Earlier this year, we worked with the Patients Association charity to explore how patients experience GP buildings. Among the things patients said they wanted to see in future primary care space was room for social prescribing and activities to help people feel less lonely: “Many of the suggestions made for buildings were about the ambience, the sense that people using the building were welcome, valued and held in mind. That buildings were a fundamental part of the community with services that were social as well as health related and addressed issues such as loneliness, isolation and depression.” And in our annual survey of GP practices working from our buildings, we asked what improvements to buildings would make the biggest difference to their work. Among the most popular responses were space for social prescribing activities to take place on site, and accommodation for a social prescribing link worker.
So space and building design is vital. Across our network of GP buildings are those which include libraries, community kitchens, rooms which are hired for yoga and café areas where community groups meet, formally and informally.
Indeed, some practices are already using our buildings to lead the way in this area – such as Frome Medical Centre in Somerset, which won a Points of Light award from the Prime Minister for its work on loneliness and was also visited by the Duchess of Cornwall.
Through our buildings, we’re also funding community projects to help people feel less lonely. We asked all the GP practices working from our sites to nominate the local activities which they feel make the biggest difference to health for their patients. We had a huge range of projects put forward, from community allotments to volunteer transport schemes, armchair yoga, bereavement befriending and walking groups. Most of the nominations shared the goal of helping people feel less isolated.

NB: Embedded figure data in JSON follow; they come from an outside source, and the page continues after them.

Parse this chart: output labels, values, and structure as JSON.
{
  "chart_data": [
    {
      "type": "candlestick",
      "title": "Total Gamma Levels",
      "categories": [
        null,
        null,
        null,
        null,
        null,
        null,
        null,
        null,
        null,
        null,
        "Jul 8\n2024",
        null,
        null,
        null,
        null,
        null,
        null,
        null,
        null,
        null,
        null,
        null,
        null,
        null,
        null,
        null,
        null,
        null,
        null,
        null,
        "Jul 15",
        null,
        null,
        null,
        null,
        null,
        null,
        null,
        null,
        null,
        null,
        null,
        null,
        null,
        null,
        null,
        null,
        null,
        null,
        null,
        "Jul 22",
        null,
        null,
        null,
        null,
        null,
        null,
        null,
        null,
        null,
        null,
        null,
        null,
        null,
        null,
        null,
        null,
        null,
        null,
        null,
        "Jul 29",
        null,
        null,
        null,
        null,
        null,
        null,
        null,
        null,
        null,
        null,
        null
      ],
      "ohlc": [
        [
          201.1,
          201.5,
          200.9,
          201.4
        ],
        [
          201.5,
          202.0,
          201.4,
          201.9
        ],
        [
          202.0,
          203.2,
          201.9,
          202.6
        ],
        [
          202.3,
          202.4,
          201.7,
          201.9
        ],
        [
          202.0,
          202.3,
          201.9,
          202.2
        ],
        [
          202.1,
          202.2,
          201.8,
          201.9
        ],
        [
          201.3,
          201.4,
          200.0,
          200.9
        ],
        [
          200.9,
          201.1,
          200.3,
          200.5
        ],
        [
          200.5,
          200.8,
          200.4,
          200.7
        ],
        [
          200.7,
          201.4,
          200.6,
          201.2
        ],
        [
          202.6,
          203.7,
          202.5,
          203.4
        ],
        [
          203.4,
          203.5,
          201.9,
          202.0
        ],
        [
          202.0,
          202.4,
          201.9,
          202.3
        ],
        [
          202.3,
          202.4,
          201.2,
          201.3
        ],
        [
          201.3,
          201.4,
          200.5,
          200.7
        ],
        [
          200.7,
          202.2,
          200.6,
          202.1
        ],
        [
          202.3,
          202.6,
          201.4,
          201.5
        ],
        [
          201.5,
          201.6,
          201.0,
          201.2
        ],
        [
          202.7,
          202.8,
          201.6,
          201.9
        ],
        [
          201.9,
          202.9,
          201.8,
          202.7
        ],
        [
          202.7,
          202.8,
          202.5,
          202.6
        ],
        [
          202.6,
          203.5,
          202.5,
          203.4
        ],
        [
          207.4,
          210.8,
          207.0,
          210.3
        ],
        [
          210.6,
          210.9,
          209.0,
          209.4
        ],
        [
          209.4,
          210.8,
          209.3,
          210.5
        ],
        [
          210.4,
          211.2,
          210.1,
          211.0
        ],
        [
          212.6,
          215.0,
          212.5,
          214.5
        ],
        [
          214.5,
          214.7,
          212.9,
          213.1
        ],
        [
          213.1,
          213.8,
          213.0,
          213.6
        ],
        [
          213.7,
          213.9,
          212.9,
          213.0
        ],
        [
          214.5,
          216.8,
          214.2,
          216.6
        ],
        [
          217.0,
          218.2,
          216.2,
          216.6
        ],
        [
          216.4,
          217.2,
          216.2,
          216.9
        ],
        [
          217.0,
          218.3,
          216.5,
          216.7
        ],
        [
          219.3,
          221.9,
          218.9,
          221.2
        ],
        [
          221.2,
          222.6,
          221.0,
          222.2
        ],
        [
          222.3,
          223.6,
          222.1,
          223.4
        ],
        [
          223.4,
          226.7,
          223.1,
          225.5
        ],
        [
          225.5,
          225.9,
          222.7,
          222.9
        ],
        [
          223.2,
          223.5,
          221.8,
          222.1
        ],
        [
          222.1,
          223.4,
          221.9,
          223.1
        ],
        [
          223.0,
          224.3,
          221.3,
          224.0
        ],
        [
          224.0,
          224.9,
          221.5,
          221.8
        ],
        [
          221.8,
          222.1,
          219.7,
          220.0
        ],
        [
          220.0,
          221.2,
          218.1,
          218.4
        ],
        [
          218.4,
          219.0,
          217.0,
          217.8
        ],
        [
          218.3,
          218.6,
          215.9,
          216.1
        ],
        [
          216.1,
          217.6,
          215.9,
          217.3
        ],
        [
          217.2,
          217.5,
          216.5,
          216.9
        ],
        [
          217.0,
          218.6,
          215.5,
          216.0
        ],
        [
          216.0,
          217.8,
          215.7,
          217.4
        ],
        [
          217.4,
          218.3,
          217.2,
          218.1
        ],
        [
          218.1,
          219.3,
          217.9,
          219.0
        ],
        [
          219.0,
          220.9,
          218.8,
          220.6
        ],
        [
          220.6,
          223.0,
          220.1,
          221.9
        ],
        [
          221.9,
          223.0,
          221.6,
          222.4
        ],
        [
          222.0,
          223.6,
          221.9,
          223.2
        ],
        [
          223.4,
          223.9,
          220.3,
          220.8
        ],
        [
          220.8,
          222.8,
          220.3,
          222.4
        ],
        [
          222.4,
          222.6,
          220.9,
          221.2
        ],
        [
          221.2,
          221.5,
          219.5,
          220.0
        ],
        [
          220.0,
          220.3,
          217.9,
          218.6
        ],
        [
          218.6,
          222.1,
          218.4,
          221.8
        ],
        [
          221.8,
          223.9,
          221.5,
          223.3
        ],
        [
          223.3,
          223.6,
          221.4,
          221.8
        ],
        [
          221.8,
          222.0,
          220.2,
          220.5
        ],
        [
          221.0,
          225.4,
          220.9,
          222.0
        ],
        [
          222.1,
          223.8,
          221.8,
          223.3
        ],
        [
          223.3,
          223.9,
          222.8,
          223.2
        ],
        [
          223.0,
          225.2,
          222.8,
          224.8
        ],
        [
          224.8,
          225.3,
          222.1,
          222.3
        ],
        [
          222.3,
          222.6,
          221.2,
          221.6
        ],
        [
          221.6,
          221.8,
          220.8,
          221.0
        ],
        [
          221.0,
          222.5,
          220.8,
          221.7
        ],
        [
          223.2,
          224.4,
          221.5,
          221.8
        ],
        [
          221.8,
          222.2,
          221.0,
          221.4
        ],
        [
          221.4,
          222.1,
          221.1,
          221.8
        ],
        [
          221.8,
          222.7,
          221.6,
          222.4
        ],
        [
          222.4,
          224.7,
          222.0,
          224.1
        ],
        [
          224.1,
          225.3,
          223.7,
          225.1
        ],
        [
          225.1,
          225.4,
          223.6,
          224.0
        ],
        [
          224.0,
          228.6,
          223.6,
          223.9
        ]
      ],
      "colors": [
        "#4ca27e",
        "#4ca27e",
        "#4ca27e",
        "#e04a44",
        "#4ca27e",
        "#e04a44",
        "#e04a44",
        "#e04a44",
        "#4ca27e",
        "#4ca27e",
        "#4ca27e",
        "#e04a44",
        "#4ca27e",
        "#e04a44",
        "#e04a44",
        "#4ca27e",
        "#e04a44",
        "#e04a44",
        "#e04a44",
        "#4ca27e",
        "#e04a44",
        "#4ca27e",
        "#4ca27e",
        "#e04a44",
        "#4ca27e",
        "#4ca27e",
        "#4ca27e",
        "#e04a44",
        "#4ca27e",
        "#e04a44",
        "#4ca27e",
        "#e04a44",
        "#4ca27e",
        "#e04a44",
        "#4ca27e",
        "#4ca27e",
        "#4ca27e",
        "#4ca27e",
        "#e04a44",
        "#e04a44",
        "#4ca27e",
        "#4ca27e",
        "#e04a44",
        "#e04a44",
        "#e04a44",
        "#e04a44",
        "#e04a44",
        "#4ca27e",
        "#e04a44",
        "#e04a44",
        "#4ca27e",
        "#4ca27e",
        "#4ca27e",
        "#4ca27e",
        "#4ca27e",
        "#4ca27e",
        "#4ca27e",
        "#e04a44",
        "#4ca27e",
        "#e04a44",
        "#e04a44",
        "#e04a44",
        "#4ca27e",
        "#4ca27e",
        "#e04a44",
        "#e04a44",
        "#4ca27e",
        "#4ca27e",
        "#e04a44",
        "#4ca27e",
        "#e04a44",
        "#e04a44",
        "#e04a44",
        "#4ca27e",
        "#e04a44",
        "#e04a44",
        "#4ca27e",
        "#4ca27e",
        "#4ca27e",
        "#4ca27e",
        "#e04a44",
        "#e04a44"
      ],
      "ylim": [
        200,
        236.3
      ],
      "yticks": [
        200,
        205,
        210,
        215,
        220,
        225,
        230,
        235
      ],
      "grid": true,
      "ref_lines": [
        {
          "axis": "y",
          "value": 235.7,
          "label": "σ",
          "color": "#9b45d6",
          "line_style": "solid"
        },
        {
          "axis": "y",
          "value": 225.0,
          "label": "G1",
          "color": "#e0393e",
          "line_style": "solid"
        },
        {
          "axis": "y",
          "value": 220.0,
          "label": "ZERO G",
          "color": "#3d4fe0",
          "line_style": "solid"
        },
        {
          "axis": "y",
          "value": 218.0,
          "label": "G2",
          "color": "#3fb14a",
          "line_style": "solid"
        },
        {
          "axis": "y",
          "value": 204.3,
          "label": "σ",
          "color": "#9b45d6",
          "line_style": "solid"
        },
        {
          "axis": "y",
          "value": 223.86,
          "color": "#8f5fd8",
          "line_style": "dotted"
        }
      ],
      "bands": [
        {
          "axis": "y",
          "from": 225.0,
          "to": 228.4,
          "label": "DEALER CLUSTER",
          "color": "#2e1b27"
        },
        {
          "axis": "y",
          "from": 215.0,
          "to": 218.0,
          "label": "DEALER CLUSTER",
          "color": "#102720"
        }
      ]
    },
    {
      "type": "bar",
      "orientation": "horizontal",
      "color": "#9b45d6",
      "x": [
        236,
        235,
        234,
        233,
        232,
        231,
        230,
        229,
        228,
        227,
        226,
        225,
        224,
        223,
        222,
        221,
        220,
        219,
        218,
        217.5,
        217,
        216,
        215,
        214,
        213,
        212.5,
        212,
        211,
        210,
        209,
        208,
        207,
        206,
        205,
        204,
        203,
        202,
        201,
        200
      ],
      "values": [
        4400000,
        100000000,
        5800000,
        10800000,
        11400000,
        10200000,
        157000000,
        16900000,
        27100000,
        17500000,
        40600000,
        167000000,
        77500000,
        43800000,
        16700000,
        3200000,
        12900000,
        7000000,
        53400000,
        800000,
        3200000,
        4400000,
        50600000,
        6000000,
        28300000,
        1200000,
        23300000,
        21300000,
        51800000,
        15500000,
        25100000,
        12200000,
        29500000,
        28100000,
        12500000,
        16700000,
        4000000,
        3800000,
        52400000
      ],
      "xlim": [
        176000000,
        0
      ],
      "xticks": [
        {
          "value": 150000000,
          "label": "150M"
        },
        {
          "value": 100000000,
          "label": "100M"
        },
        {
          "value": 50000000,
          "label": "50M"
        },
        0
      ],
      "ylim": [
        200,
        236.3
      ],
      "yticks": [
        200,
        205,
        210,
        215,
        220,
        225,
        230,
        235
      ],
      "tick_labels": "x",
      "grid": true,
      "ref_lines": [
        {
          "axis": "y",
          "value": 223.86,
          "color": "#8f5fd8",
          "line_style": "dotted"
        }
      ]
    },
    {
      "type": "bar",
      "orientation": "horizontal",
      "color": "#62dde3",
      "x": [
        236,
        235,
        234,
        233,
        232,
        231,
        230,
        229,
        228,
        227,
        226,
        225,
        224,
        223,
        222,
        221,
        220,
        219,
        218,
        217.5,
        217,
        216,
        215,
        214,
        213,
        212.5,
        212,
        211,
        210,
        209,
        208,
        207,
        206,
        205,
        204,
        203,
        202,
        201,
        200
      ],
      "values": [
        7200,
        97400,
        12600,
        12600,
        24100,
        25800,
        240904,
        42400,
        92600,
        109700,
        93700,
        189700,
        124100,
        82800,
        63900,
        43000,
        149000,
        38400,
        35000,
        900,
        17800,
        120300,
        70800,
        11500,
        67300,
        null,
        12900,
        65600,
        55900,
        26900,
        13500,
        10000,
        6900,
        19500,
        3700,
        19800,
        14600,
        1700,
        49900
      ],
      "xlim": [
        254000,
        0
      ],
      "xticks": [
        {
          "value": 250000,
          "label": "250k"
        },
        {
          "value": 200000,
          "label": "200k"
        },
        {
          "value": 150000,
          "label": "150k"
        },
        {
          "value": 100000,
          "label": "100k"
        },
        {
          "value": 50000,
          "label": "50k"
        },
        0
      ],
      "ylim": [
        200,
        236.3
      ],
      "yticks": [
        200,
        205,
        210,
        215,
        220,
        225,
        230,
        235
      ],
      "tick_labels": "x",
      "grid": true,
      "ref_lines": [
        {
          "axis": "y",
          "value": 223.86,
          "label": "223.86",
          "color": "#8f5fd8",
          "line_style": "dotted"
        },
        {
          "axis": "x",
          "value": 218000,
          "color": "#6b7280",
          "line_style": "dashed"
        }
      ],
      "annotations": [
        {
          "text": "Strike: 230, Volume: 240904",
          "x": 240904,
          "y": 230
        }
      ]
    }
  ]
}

Among them was a Kent scheme to bring people together for a cuppa and a chat, nominated by GPs in our Montefiore Medical Centre building in Ramsgate.
The Grange Practice’s project plans to run a series of drop-in tea and chat sessions in the community as well as an afternoon tea party, a health barbeque in the summer and a Christmas get-together for patients who may be feeling isolated. Staff will volunteer to run the events, with the grant used to fund catering, venue hire and transport for patients who need help to get there.
In its nomination, the practice told us: “Our existing monthly drop-in session already helps lonely patients with their mental health and mobility - and has also been shown to reduce unnecessary appointments for patients who may only come to see the nurse or GP each month for a chat.”Elsewhere, Dovercourt Surgery’s gardening project was another to receive a share of our funding. Watch why:
This week is national Loneliness Awareness Week, and as members of the national cross-sector Loneliness Action Group we’re proud to be supporting the #LetsTalkLoneliness campaign launching today. Community buildings like those housing primary care services can be a powerful conduit to help connect communities – we need to make sure they reach their full potential.